La guarnigione “tresteverina” dei Bersaglieri di San Franceso a Ripa si esercitava di continuo nella piazza d’armi di Via Anicia, fra voli ad angelo sui teloni del terzo piano, salti mortali, giri-e-giri di corsa, squilli di fanfara, percorsi di guerra e continue visite ai poligoni di tiro, con bersagli mobili e “prove di fuoco” di plotoni e di compagnie che si alternavano su terreni della estrema periferia della Capitale,impervi e simili a quelli dei prossimi scontri sullaVojussa, svariando di continuo le proiezioni e le direzioni, simulando nei piccoli palcoscenici naturali il più grande “teatro della guerra”.
La partenza era prossima, imminente, come si disponeva nelle riunioni dello Stato Maggiore dell’Esercito. Le reni della Grecia non sapevano ancora niente. O meglio, sapevano ed aspettavano. E niente ancora sapevano bene le reni del 2° Reggimento Bersaglieri, moltissime rimaste poi a sedere a terra. E sottoterra, spezzate oltre l’Adriatico dopo assalti di entusiasmo “oltre l’ostacolo”. E molte altre, ma molto meno, rientrate in Patria malconce, in attesa di ripartire per spezzarne altre o per farsi spezzare a loro volta. Una volta per tutte.
Al Tenente Seminara, Giuseppe, appena promosso, viene concessa una breve licenza per tornare a casa er salutare i suoi. Ma anche gli amici. E i vicini di casa.

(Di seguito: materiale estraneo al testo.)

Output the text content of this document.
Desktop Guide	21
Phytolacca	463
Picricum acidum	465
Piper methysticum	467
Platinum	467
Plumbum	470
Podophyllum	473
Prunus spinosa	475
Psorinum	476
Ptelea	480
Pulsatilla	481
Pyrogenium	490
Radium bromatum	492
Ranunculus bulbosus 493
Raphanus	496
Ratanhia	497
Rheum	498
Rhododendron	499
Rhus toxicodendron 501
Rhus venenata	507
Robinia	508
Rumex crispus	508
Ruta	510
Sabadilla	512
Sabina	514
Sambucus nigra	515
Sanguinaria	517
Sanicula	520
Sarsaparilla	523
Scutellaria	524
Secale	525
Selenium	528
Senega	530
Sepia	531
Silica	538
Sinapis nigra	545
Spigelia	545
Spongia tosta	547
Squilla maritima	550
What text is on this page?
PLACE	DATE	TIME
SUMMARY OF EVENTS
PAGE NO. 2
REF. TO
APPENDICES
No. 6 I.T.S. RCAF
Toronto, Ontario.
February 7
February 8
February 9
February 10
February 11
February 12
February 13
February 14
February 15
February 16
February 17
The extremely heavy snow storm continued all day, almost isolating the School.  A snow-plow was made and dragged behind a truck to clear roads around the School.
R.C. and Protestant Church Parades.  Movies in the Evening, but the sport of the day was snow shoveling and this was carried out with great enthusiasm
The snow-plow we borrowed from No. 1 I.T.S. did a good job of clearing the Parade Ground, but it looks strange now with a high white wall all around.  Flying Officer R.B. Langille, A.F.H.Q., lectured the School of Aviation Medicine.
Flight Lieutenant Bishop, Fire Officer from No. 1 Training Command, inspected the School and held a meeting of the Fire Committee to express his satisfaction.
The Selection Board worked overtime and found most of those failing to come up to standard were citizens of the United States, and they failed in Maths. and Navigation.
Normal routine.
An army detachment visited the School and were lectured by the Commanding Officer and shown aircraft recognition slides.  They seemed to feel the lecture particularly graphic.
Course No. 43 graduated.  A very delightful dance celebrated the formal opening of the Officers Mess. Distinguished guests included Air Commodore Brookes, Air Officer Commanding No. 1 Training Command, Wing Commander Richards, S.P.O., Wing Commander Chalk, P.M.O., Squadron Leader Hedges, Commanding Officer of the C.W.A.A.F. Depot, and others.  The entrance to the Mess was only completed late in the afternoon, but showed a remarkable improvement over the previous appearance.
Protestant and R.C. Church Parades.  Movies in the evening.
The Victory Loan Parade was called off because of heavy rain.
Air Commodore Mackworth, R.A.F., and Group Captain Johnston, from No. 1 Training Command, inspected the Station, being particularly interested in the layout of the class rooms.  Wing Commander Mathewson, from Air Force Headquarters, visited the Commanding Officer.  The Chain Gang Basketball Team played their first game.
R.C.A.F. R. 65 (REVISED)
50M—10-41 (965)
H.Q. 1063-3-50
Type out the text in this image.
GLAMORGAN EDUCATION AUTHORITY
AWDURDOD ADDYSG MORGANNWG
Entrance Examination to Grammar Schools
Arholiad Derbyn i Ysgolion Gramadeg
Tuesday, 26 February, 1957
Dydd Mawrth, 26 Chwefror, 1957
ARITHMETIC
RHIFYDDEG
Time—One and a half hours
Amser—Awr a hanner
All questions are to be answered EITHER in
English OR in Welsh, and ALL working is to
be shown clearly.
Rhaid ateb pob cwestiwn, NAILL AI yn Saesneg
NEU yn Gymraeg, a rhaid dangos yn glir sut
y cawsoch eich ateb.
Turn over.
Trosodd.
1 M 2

Ten. Seminara con sciabola
Il treno si ferma davanti alla targa “PALMI”. Sbuffa, e dalla Stazione partono le carrozzelle per la salita di quasi cinque chilometri prima di arrivare al Paese. Ma c’erano anche piccoli autobus, le “Corriere”, che facevano più velocemente quel percorso.
Il giovane Ufficiale, con la baldanza non solo bersaglieresca perché diffusa in quel clima di entusiasmo guerriero che tutti, TUTTI, aveva coinvolto, preferisce la carrozzella: il biglietto di due lire e mezza valeva la pena. Sentiva la fierezza di arrivare “scoperto” sotto l’ultimo sole autunnale, caldo come solo da quelle parti c’era, a ridosso del Sant’Elia, collina granitica prepotente a picco per 595 metri sulla costa viola, davanti a Messina.
La carrozzella si ferma prima dell’ultima salita che portava al Vicolo dell’Arangiara, in cima alla quale c’era “casa di mamma sua”. Lo aspettavano in diversi, amici e vicini di casa. Dal balcone il breve cenno di saluto della Mamma (n.d.r.: mia Nonna…..) e il Papà (n.d.r.: mio Nonno, anche lui Annunziato….) che si alza dalla sedia, si volta e scompare dietro la porta-finestra, per poi ricomparire davanti al portoncino d’ingresso con stipiti e volta ad arco in blocco di granito del Sant’Elia, che si affaccia sul vicolo, all’angolo, quasi di fronte a quell’ultimo tratto. Un asciugamano sul braccio sinistro, un rasoio “a mano”, quelli di una volta, nella mano destra. Serio in volto.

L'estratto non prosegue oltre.